Once an engine commits to hourly resolution, the question becomes where the input data actually comes from. Most greenhouses do not have a weather station next door, and the ones that do often do not have a station with the full set of radiation, temperature, humidity, and wind variables a simulation needs.
The answer is satellite reanalysis and public weather APIs. Three datasets do most of the work.
PVGIS, the Photovoltaic Geographical Information System run by the EU Joint Research Centre, gives hourly time-series at roughly 1 km² resolution for most of the inhabited world. It was originally built for solar-PV feasibility, which means it is calibrated for exactly the irradiance, temperature, and clear-sky modelling a greenhouse engine needs. Reference: ec.europa.eu/pvgis.

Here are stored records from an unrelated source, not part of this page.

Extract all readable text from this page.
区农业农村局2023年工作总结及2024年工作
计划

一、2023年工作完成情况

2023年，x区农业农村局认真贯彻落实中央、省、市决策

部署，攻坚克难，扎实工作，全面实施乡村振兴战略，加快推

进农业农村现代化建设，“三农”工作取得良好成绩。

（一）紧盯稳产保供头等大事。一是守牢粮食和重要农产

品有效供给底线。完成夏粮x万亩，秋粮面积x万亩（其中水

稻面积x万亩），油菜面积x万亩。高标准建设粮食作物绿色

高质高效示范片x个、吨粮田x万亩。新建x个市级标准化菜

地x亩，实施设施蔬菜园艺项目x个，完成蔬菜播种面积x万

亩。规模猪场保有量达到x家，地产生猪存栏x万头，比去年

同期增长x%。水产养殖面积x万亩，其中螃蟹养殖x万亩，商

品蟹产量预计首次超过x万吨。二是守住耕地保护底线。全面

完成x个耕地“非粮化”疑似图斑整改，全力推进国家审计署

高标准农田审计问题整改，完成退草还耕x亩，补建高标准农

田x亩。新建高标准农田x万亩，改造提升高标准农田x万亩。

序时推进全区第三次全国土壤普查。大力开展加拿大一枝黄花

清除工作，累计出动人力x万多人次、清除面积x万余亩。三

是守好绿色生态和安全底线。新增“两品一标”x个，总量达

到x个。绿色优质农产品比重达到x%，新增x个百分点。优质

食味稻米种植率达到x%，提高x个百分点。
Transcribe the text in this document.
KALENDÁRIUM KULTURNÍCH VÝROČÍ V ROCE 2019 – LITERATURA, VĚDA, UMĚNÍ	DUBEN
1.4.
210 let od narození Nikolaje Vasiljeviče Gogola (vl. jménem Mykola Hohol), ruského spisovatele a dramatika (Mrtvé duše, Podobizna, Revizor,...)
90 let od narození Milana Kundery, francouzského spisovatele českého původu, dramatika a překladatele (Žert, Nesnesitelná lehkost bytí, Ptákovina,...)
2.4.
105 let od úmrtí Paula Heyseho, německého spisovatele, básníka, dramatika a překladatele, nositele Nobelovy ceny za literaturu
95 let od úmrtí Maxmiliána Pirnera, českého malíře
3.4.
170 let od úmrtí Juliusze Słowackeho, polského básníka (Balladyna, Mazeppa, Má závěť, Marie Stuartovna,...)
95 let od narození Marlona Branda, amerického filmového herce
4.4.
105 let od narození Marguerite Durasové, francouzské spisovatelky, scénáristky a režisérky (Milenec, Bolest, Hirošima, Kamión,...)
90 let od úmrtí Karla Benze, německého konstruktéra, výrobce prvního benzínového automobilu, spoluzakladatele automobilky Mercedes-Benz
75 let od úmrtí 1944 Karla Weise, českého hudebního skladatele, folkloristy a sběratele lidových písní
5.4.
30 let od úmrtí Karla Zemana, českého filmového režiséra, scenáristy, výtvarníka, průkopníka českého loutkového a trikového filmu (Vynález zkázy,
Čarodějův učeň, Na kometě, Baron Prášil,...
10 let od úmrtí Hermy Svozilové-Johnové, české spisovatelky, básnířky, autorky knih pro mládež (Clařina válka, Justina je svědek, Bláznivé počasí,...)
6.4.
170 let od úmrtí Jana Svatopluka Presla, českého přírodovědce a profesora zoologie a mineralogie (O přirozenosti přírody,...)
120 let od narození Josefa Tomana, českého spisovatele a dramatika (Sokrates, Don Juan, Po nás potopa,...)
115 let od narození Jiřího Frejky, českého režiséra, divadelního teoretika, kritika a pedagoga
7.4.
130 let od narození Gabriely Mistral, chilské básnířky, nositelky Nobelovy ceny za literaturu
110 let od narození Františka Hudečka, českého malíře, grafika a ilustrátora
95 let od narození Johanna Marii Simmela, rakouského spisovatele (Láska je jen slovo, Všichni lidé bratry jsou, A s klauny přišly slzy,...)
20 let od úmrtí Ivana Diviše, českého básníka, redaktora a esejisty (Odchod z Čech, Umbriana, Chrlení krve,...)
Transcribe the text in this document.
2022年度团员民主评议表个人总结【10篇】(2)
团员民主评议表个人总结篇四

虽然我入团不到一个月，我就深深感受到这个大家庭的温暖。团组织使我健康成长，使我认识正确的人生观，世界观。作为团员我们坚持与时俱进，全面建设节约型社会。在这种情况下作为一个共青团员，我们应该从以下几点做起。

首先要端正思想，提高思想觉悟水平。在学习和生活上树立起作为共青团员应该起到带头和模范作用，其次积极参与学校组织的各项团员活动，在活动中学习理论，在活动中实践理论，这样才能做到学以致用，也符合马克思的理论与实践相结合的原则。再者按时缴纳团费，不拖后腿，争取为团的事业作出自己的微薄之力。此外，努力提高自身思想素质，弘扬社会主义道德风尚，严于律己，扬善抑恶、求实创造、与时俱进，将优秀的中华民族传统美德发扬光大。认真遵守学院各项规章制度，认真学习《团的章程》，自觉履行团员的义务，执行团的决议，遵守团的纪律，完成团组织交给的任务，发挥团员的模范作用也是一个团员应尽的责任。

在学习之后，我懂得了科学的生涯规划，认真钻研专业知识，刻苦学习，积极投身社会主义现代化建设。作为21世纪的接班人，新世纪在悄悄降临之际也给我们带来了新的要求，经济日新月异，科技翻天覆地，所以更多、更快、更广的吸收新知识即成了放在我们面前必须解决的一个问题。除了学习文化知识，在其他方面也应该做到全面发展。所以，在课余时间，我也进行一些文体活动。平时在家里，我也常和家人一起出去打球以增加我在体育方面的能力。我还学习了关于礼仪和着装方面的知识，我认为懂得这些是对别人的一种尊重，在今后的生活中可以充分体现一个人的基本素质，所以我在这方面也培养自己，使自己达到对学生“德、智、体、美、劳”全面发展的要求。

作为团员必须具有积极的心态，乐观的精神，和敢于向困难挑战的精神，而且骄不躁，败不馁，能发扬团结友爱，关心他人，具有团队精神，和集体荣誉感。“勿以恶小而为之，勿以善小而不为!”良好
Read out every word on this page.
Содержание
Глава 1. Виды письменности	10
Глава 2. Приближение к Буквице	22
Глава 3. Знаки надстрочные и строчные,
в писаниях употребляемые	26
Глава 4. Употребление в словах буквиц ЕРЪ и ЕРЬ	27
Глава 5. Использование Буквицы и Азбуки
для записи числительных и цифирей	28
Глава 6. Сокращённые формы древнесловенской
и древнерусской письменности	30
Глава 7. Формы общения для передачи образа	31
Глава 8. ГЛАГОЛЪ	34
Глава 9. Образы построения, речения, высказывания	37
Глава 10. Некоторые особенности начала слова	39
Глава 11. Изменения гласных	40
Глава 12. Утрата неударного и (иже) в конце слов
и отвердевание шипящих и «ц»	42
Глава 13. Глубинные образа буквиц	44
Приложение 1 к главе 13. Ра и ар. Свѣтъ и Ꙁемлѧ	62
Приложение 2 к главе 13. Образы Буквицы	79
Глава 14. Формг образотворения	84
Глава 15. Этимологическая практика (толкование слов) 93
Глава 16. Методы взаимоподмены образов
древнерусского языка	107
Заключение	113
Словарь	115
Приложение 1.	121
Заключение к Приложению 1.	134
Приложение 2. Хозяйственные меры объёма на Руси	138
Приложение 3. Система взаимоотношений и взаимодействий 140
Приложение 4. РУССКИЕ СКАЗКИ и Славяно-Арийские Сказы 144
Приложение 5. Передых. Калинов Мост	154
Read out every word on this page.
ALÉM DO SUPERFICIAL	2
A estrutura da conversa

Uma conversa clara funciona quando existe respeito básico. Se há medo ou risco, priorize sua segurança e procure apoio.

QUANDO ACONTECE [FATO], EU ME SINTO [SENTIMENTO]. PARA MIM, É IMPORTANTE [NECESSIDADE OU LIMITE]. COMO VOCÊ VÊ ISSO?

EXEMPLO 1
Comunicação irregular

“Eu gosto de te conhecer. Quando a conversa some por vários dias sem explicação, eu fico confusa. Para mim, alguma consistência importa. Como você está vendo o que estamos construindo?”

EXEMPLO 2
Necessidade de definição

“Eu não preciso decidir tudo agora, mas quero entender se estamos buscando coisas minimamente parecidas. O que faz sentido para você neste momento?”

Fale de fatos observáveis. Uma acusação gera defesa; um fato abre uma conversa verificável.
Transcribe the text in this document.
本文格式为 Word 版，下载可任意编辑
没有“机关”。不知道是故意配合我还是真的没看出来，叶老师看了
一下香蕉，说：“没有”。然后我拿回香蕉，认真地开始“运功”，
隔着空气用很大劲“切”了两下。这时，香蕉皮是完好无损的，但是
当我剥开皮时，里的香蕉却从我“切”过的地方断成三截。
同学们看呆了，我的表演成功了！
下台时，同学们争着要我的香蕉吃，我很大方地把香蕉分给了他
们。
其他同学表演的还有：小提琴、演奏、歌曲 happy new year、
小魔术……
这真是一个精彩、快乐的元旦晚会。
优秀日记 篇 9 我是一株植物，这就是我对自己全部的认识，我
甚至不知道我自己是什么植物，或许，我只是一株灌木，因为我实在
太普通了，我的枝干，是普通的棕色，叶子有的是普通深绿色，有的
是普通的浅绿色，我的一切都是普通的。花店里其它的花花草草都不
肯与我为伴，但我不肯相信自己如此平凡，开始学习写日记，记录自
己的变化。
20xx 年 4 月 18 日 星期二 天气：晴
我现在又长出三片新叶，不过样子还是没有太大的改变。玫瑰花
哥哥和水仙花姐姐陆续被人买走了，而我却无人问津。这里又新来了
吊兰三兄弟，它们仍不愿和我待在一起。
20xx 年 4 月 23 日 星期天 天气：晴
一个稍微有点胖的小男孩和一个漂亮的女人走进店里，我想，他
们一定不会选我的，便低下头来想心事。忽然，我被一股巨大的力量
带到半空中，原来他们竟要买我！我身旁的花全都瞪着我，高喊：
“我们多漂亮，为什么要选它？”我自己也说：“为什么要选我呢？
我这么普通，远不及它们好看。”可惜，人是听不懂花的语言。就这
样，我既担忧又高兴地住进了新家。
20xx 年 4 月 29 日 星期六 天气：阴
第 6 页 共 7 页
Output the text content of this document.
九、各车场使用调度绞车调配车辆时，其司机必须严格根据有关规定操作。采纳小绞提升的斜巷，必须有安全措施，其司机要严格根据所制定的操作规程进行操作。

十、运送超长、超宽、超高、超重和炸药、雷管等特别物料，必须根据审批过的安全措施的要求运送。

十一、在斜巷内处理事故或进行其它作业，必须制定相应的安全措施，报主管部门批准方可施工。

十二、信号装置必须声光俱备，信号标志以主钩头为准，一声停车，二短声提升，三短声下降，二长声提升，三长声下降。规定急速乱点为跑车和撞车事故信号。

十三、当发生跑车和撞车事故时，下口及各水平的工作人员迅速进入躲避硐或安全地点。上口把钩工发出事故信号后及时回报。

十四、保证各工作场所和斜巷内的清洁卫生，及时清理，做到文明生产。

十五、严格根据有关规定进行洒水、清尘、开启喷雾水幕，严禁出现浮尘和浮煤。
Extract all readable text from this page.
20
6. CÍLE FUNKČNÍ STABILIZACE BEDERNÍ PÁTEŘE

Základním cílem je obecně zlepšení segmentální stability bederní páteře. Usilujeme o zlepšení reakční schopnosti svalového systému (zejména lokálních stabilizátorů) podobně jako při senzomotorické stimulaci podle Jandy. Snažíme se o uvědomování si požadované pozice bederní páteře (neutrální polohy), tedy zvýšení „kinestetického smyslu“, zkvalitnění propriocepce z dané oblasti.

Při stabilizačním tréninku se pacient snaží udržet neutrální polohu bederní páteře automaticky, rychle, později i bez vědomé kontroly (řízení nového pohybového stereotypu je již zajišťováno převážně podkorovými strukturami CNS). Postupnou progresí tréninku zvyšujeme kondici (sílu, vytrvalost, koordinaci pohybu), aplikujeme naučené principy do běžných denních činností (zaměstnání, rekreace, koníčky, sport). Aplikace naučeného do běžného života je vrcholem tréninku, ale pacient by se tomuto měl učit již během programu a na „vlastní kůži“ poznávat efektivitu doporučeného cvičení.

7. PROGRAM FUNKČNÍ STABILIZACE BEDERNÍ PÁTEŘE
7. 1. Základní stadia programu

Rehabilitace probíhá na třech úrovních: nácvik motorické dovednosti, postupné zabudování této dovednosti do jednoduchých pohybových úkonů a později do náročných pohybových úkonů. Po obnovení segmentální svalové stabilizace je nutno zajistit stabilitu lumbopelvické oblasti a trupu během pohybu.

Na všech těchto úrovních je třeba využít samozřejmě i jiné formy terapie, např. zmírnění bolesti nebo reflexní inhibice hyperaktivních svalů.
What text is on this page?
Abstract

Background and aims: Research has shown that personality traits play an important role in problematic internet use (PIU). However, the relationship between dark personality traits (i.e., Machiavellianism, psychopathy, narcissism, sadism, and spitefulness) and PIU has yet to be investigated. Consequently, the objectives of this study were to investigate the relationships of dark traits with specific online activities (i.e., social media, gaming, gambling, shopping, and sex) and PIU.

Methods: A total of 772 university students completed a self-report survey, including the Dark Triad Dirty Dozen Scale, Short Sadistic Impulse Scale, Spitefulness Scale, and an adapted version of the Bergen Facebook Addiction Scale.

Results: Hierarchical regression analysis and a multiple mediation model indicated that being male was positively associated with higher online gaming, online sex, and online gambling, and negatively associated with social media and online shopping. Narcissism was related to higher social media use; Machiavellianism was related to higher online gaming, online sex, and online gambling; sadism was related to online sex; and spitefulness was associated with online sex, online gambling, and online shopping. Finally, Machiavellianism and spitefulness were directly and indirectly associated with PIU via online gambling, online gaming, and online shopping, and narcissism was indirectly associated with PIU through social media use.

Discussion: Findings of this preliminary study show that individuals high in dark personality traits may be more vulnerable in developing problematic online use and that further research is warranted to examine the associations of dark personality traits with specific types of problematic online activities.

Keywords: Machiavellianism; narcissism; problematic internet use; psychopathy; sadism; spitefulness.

ERA5 is the ECMWF Copernicus reanalysis, covering 1940 to present at hourly resolution on a roughly 31 km global grid, with full coverage of wind, precipitation, soil temperatures, and radiation components. It is the reference dataset for sites or variables PVGIS does not cover. Reference: cds.climate.copernicus.eu.
Open-Meteo is the next dataset Gebbora is integrating. It exposes a unified hourly schema that spans three regimes most projects need separately: ERA5 and ERA5-Land reanalysis back to 1940, ECMWF IFS forecasts going forward, and CMIP6 HighResMIP climate projections downscaled to 10 km, running through 2050. The payoff is direct: a feasibility study being done today on a site that needs to operate for the next twenty years can simulate the 1990s climate, the recent decade, and the projected 2040s climate without switching tools or schemas.
The Simulator draws on all three: PVGIS as the default for global coverage, ERA5 for sites or variables PVGIS does not reach, and Open-Meteo for the full timeline from historical reanalysis through 2050 climate projections. The barrier to using these datasets at hourly resolution has been engineering, not access.
What 8,760 hours looks like in practice.
A full-year simulation does not return a single number. It returns shapes.
A DLI calendar heatmap with twelve rows and thirty-one columns, every day of the year coloured by daily integral, so the months below target are visible at a glance. An energy-load curve with shoulder-season detail. A stress-hour histogram counting the hours above 35°C, below the dewpoint, beyond the VPD optimum. A transpiration integral by month that feeds into irrigation design.
These are the outputs a design-day calculation cannot produce. In future posts we will go into what the specific 8,760-hour outputs tell you, starting with VPD, DLI, and PAR. A parallel pillar essay takes up the broader argument about what this rigor-first orientation means for the next decade of CEA design.
For now, the point is just the asymmetry. One hour versus 8,759. A greenhouse lives its life one hour at a time. The simulation should too.